According to the IRS presentation, the tax agency is set to roll out an arsenal of, what many would consider, highly-invasive techniques. Using tools to crawl social media for public addresses, chain analysis, and even subpoenas to the App/Play Stores to identify users having downloaded wallet software, it’s clear that the IRS is leaving no stone unturned in their investigations.
This action is driven by a lack of cryptocurrency-related filings over the past years. That said, it may be a disproportionate response to a problem that is aggravated by the government itself: that is, a notable absence of guidance for filing cryptocurrency taxes in the first place. Though the presentation paints a picture of malicious users deliberately shirking their tax responsibilities, the reality is that many will simply be unsure with how to proceed.
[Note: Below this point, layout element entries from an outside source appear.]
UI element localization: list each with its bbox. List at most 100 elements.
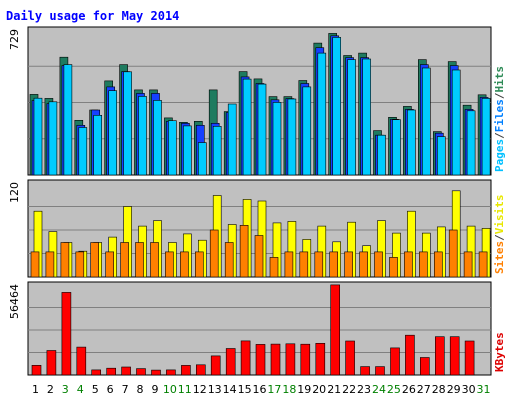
x-tick-label: 20 xyxy=(312,383,326,396)
hits-pages-bar xyxy=(212,126,222,176)
hits-pages-bar xyxy=(153,100,162,176)
visits-legend: Sites/Visits xyxy=(493,195,506,275)
visits-sites-bar xyxy=(120,242,129,278)
legend-item: Hits xyxy=(493,66,506,93)
x-tick-label: 21 xyxy=(327,383,341,396)
kbytes-kbytes-bar xyxy=(136,368,146,376)
hits-pages-bar xyxy=(48,101,58,176)
x-tick-label: 24 xyxy=(372,383,386,396)
hits-pages-bar xyxy=(78,127,88,176)
kbytes-kbytes-bar xyxy=(449,336,460,376)
kbytes-kbytes-bar xyxy=(76,346,87,376)
hits-pages-bar xyxy=(466,110,476,176)
hits-pages-bar xyxy=(451,69,461,176)
visits-sites-bar xyxy=(418,251,428,278)
x-tick-label: 19 xyxy=(297,383,311,396)
visits-sites-bar xyxy=(478,251,488,278)
x-tick-label: 31 xyxy=(477,383,491,396)
visits-sites-bar xyxy=(75,251,85,278)
kbytes-kbytes-bar xyxy=(46,350,57,376)
hits-pages-bar xyxy=(198,142,207,176)
hits-ymax-label: 729 xyxy=(8,29,21,50)
x-tick-label: 30 xyxy=(462,383,476,396)
kbytes-kbytes-bar xyxy=(151,369,161,376)
hits-pages-bar xyxy=(93,115,102,176)
hits-pages-bar xyxy=(63,64,73,176)
x-tick-label: 12 xyxy=(193,383,207,396)
x-tick-label: 23 xyxy=(357,383,371,396)
legend-item: / xyxy=(493,92,506,99)
hits-pages-bar xyxy=(287,98,297,176)
hits-pages-bar xyxy=(33,97,43,176)
hits-pages-bar xyxy=(227,103,237,176)
kbytes-kbytes-bar xyxy=(464,340,475,376)
kbytes-kbytes-bar xyxy=(330,284,341,376)
visits-sites-bar xyxy=(314,251,324,278)
kbytes-kbytes-bar xyxy=(121,366,131,376)
visits-sites-bar xyxy=(448,229,458,278)
visits-sites-bar xyxy=(224,242,234,278)
hits-pages-bar xyxy=(332,37,342,176)
x-tick-label: 8 xyxy=(137,383,144,396)
hits-pages-bar xyxy=(272,102,282,176)
panel-kbytes: 56464 KBytes xyxy=(8,281,506,376)
x-tick-label: 9 xyxy=(152,383,159,396)
x-tick-label: 26 xyxy=(402,383,416,396)
hits-pages-bar xyxy=(377,134,386,176)
kbytes-kbytes-bar xyxy=(360,366,370,376)
x-tick-label: 13 xyxy=(208,383,222,396)
x-tick-label: 17 xyxy=(267,383,281,396)
x-tick-label: 14 xyxy=(223,383,237,396)
visits-sites-bar xyxy=(239,225,249,278)
legend-item: Sites xyxy=(493,241,506,274)
kbytes-kbytes-bar xyxy=(405,334,415,376)
hits-pages-bar xyxy=(168,120,177,176)
hits-pages-bar xyxy=(436,136,446,176)
hits-pages-bar xyxy=(108,90,117,176)
visits-sites-bar xyxy=(135,242,144,278)
x-tick-label: 7 xyxy=(122,383,129,396)
kbytes-kbytes-bar xyxy=(166,369,176,376)
visits-sites-bar xyxy=(329,251,339,278)
hits-pages-bar xyxy=(317,52,327,176)
kbytes-kbytes-bar xyxy=(419,357,430,376)
hits-pages-bar xyxy=(183,125,192,176)
visits-sites-bar xyxy=(254,235,264,278)
chart-panels: 729Pages/Files/Hits120Sites/Visits56464K… xyxy=(8,26,506,376)
x-tick-label: 3 xyxy=(62,383,69,396)
hits-pages-bar xyxy=(123,71,132,176)
x-tick-label: 2 xyxy=(47,383,54,396)
hits-pages-bar xyxy=(362,58,371,176)
visits-sites-bar xyxy=(45,251,55,278)
kbytes-kbytes-bar xyxy=(434,336,445,376)
legend-item: / xyxy=(493,132,506,139)
hits-pages-bar xyxy=(257,83,267,176)
visits-sites-bar xyxy=(359,251,368,278)
visits-sites-bar xyxy=(60,242,70,278)
kbytes-kbytes-bar xyxy=(31,364,42,376)
panel-visits: 120 Sites/Visits xyxy=(8,179,506,278)
hits-pages-bar xyxy=(481,98,491,176)
legend-item: Pages xyxy=(493,139,506,172)
visits-sites-bar xyxy=(299,251,309,278)
x-tick-label: 11 xyxy=(178,383,192,396)
visits-sites-bar xyxy=(195,251,204,278)
legend-item: Visits xyxy=(493,195,506,235)
visits-sites-bar xyxy=(180,251,189,278)
hits-pages-bar xyxy=(421,67,431,176)
visits-sites-bar xyxy=(404,251,413,278)
legend-item: Files xyxy=(493,99,506,132)
visits-sites-bar xyxy=(433,251,443,278)
visits-sites-bar xyxy=(284,251,294,278)
kbytes-kbytes-bar xyxy=(61,292,72,376)
kbytes-kbytes-bar xyxy=(270,343,281,376)
kbytes-kbytes-bar xyxy=(196,364,206,376)
visits-ymax-label: 120 xyxy=(8,182,21,203)
x-tick-label: 5 xyxy=(92,383,99,396)
kbytes-kbytes-bar xyxy=(91,369,101,376)
kbytes-kbytes-bar xyxy=(285,343,296,376)
kbytes-kbytes-bar xyxy=(375,366,385,376)
hits-legend: Pages/Files/Hits xyxy=(493,66,506,172)
x-tick-label: 25 xyxy=(387,383,401,396)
At the crux of the issue is regulatory silence: the last piece of IRS guidance issued pertaining to virtual currencies was in 2014. Since then, the technology has evolved and there new questions that were never addressed by the 2014 memo. Crucial questions, such as how to correctly ascertain cost basis, how to properly deal with hard forks, and how to account for (and subsequently calculate) liabilities have yet to be answered. Congress is now ramping up its involvement on behalf of the public - most recently several members penned a letter to the agency demanding answers. In response, the IRS has promised to make the establishment of their revised stance a priority.
The IRS’ new strategy is concerning. While identifying tax evaders is necessary, this sort of strategy is heavy on the punitive side, but alarmingly light on the educational side. Until concise guidance is issued to taxpayers (and, indeed, even after), taxpayers must be proactive in ensuring a meticulous audit trail is maintained, using software to track every transaction made with every specific unit of cryptocurrency. This can become unwieldy for frequent traders or businesses, in which case it’s of paramount importance that they adopt tailored accounting solutions for their crypto activities.